Since then, there have been only three reported cases of HIV transmission related to organ donation. In 2004, Maitra et al had reported a case of possible HIV transmission through an unrelated, commercial live renal donation from India.[9] In 2008, Ahn and Cohen reported the first ever case of HIV and hepatitis C virus (HCV) co-transmission from a seronegative, but high-risk deceased donor.[10] The donor's stored serum later tested positive for both HIV and HCV infections by NAT. The most recent report has been of a 27-year-old ESRD female acquiring HIV infection through a cadaveric renal donation.[11]

In our case, although pre-transplant serum samples of the patient or her donor were not available for NAT, the simultaneous detection of HIV infection during the post transplant period, in the patient, her donor and the donor's husband indicate transmission through renal transplantation from the donor to the patient, and through the sexual route from the donor's husband to the donor. It is likely that the transmission to the patient occurred in the window period before donor's seroconversion. Phylogenetic linkage of HIV sequences from the patient and her donor could have confirmed the transmission, but that was not done in this case.

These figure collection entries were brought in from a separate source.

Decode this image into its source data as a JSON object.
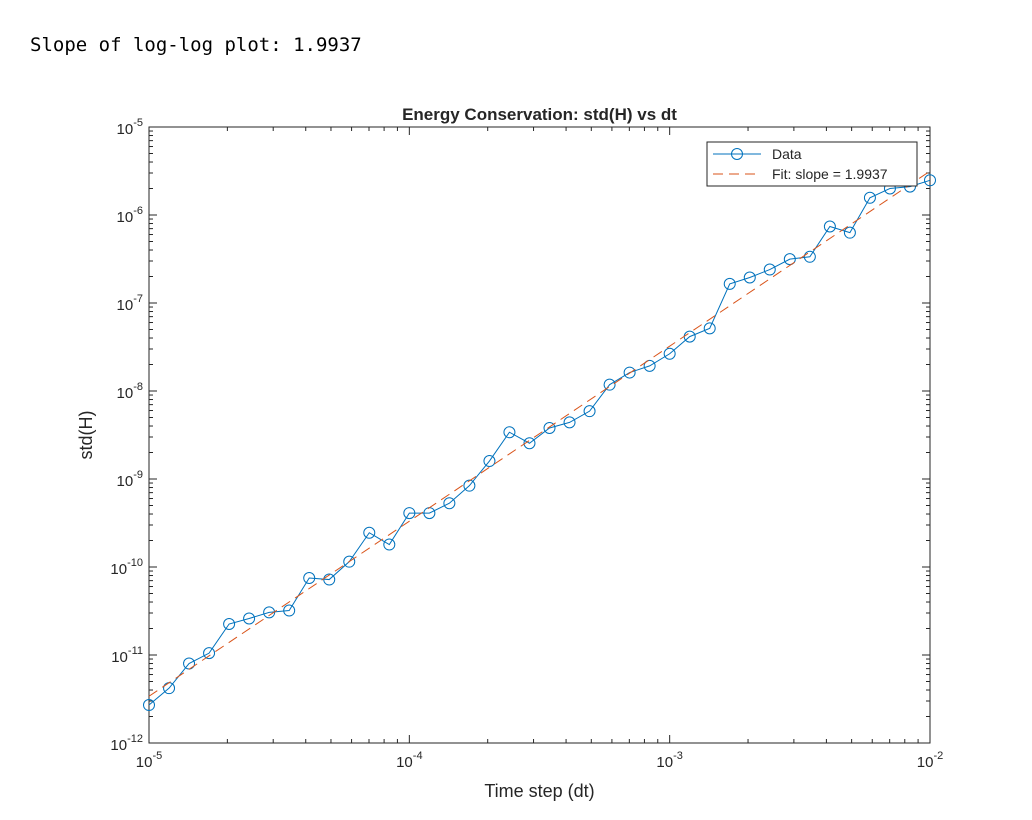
{
  "console": {
    "output_line": "Slope of log-log plot: 1.9937"
  },
  "chart_data": {
    "type": "line",
    "title": "Energy Conservation: std(H) vs dt",
    "xlabel": "Time step (dt)",
    "ylabel": "std(H)",
    "xscale": "log",
    "yscale": "log",
    "xlim": [
      1e-05,
      0.01
    ],
    "ylim": [
      1e-12,
      1e-05
    ],
    "grid": false,
    "legend_position": "top-right",
    "x_ticks": [
      {
        "value": 1e-05,
        "base": "10",
        "exp": "-5"
      },
      {
        "value": 0.0001,
        "base": "10",
        "exp": "-4"
      },
      {
        "value": 0.001,
        "base": "10",
        "exp": "-3"
      },
      {
        "value": 0.01,
        "base": "10",
        "exp": "-2"
      }
    ],
    "y_ticks": [
      {
        "value": 1e-12,
        "base": "10",
        "exp": "-12"
      },
      {
        "value": 1e-11,
        "base": "10",
        "exp": "-11"
      },
      {
        "value": 1e-10,
        "base": "10",
        "exp": "-10"
      },
      {
        "value": 1e-09,
        "base": "10",
        "exp": "-9"
      },
      {
        "value": 1e-08,
        "base": "10",
        "exp": "-8"
      },
      {
        "value": 1e-07,
        "base": "10",
        "exp": "-7"
      },
      {
        "value": 1e-06,
        "base": "10",
        "exp": "-6"
      },
      {
        "value": 1e-05,
        "base": "10",
        "exp": "-5"
      }
    ],
    "series": [
      {
        "name": "Data",
        "color": "#0072BD",
        "marker": "circle",
        "line_style": "solid",
        "x": [
          1e-05,
          1.194e-05,
          1.425e-05,
          1.701e-05,
          2.031e-05,
          2.424e-05,
          2.894e-05,
          3.455e-05,
          4.125e-05,
          4.924e-05,
          5.878e-05,
          7.017e-05,
          8.377e-05,
          0.0001,
          0.0001194,
          0.0001425,
          0.0001701,
          0.0002031,
          0.0002424,
          0.0002894,
          0.0003455,
          0.0004125,
          0.0004924,
          0.0005878,
          0.0007017,
          0.0008377,
          0.001,
          0.001194,
          0.001425,
          0.001701,
          0.002031,
          0.002424,
          0.002894,
          0.003455,
          0.004125,
          0.004924,
          0.005878,
          0.007017,
          0.008377,
          0.01
        ],
        "y": [
          2.7e-12,
          4.2e-12,
          8e-12,
          1.05e-11,
          2.25e-11,
          2.6e-11,
          3.05e-11,
          3.2e-11,
          7.5e-11,
          7.2e-11,
          1.15e-10,
          2.45e-10,
          1.8e-10,
          4.1e-10,
          4.1e-10,
          5.3e-10,
          8.4e-10,
          1.6e-09,
          3.4e-09,
          2.55e-09,
          3.8e-09,
          4.4e-09,
          5.9e-09,
          1.18e-08,
          1.62e-08,
          1.93e-08,
          2.65e-08,
          4.15e-08,
          5.15e-08,
          1.65e-07,
          1.95e-07,
          2.4e-07,
          3.15e-07,
          3.35e-07,
          7.4e-07,
          6.3e-07,
          1.57e-06,
          2e-06,
          2.1e-06,
          2.48e-06
        ]
      },
      {
        "name": "Fit: slope = 1.9937",
        "color": "#D95319",
        "marker": "none",
        "line_style": "dashed",
        "x": [
          1e-05,
          0.01
        ],
        "y": [
          3.4e-12,
          3.15e-06
        ]
      }
    ]
  }
}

One of the previously cited recent cases of HIV transmission through solid organ transplantation[10] has prompted a consensus conference report on NAT of organ donors for HIV, HCV, and hepatitis B virus (HBV).[12] This report cites insufficient evidence to recommend routine NAT in donors with no identified high-risk factors, as the benefit may not outweigh the risk in the form of loss of donor organs. With respect to living donors, the report recommends no mandatory routine NAT for average risk living donors; and consider delaying transplantation in high-risk donors, to buy time for repeat serological testing with the hope that the window period is over, or consider NAT near the time of organ transplantation; and if this delay is not possible, NAT should be considered in high-risk donors.

The psychosocial impact of acquiring infections like HIV after the burden of organ failure and subsequent organ transplantation cannot be overlooked. The patient should be explained the definite, although very small risk of acquiring such infections through transplantation. Therefore, strict adherence to informed consent procedures and evaluation of high-risk factors, preferably through questionnaires, should be done.

As non-nucleoside reverse transcriptase inhibitors are inducers and protease inhibitors are inhibitors of the CYP3A4 metabolizing enzyme isoform, changes in the drug levels of calcineurin inhibitors and mammalian target-of-rapamycin inhibitors, which are metabolized by the same enzyme, occur when these drugs are co-administered.[13] These important drug interactions between antiretroviral and immunosuppressive drugs need consideration when HIV-infected organ transplant recipients are treated.